Nissim est naturalisé français en 1939, et juge plus prudent d’abandonner son premier prénom au profit du second, Jacques. En 1940 il se réfugie en zone libre, dans les bagages de l’immense actrice Françoise Rosay (inoubliable jusque dans des seconds rôles comme Léontine, la « tata flingueuse », qui est « de retour » chez Michel Audiard). Il y aurait bien des choses passionnantes à dire sur Françoise Rosay, mais la place me manque. Il me suffira de noter que, très connue et admirée en Allemagne où elle avait tourné dans plusieurs films, elle fut, dès 1938, une opposante farouche à Hitler, exhortant, sur les ondes de la radio française, les femmes allemandes à ouvrir les yeux pendant qu’il en était encore temps.
En 1942, cap sur l’Algérie, toujours avec Françoise Rosay. Jacques prend la direction de Radio Alger, qu’il rebaptise Radio France. C’est là qu’il fait la connaissance de Lucienne Torrès, qui prendra le nom de scène de Lucienne Vernay quand il lui aura fait prendre conscience de la beauté de sa voix. Elle deviendra sa femme, et la mère de Françoise, notre narratrice. Quelques mois plus tard, il est remercié pour cause de
gaullisme, pour avoir adhéré à la cause de René Capitant, figure historique du gaullisme en Afrique du Nord.
Jacques Canetti reprend un petit théâtre algérois de trois cents places, qu’il baptise Les Trois Ânes, clin d’œil à la salle parisienne Les Deux Ânes, et aux trois chansonniers de sa troupe radiophonique.
Dès 1943 la troupe des Trois Ânes part en tournée, à travers l’Algérie, l’Égypte et le Liban. Chaque soir une partie de la recette est versée au mouvement Combat. Au Caire, Jacques Canetti contracte le typhus, qui le tiendra hospitalisé plus de 6 mois, veillé par la fidèle Lucienne.
De retour à Paris à la Libération, Jacques se sépare d’Édith, d’un commun accord avec elle.

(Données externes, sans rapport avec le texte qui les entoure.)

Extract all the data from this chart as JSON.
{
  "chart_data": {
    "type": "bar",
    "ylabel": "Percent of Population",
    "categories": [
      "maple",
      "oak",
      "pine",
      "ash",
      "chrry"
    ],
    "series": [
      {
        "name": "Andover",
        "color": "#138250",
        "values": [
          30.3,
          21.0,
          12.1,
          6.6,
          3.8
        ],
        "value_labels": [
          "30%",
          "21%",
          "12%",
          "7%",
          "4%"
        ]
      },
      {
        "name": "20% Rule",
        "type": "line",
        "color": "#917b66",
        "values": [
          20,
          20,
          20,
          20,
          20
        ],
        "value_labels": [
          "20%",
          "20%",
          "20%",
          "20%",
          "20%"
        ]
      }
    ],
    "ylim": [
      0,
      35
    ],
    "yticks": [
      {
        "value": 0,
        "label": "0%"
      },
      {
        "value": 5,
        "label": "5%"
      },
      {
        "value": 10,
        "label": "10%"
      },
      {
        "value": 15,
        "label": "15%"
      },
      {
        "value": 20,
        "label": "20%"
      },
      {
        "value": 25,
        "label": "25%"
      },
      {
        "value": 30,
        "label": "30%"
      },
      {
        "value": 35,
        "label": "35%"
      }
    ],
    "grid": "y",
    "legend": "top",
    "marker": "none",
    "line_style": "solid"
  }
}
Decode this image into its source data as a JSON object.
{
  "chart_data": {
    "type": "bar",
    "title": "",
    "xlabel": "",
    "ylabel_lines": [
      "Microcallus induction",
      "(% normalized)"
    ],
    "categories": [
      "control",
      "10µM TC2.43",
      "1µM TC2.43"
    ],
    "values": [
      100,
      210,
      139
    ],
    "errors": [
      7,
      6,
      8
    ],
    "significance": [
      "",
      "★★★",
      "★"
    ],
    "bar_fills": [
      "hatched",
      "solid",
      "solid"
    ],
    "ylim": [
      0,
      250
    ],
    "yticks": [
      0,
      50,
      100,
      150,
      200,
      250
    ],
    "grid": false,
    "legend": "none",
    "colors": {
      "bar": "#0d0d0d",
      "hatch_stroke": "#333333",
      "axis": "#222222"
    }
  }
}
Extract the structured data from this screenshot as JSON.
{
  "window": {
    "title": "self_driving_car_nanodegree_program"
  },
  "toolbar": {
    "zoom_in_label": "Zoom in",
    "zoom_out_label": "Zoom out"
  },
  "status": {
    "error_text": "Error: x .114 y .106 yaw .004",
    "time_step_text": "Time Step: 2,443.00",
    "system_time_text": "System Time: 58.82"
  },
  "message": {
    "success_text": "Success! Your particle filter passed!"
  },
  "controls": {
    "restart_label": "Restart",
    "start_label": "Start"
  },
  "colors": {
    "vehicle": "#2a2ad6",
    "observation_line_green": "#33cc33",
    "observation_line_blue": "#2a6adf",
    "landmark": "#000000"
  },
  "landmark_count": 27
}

Il retrouve son poste de directeur artistique chez Polydor, à mi-temps. Parmi les artistes de son catalogue d’avant-guerre, seule Édith Piaf a surnagé. Pour son nouvel album, elle exige un orchestre de cent musiciens, que Jacques n’a pas les moyens de lui offrir. Elle quitte Polydor pour Pathé-Marconi, sans que cela n’entache leur amitié.
En 1947 commence l’aventure des Trois Baudets, point de départ de la gloire de Jacques Canetti grâce aux artistes à qui il fera faire leurs premiers pas sur cette scène vite devenue mythique.
Cette époque, largement documentée par Françoise Canetti, fera l’objet d’un prochain billet.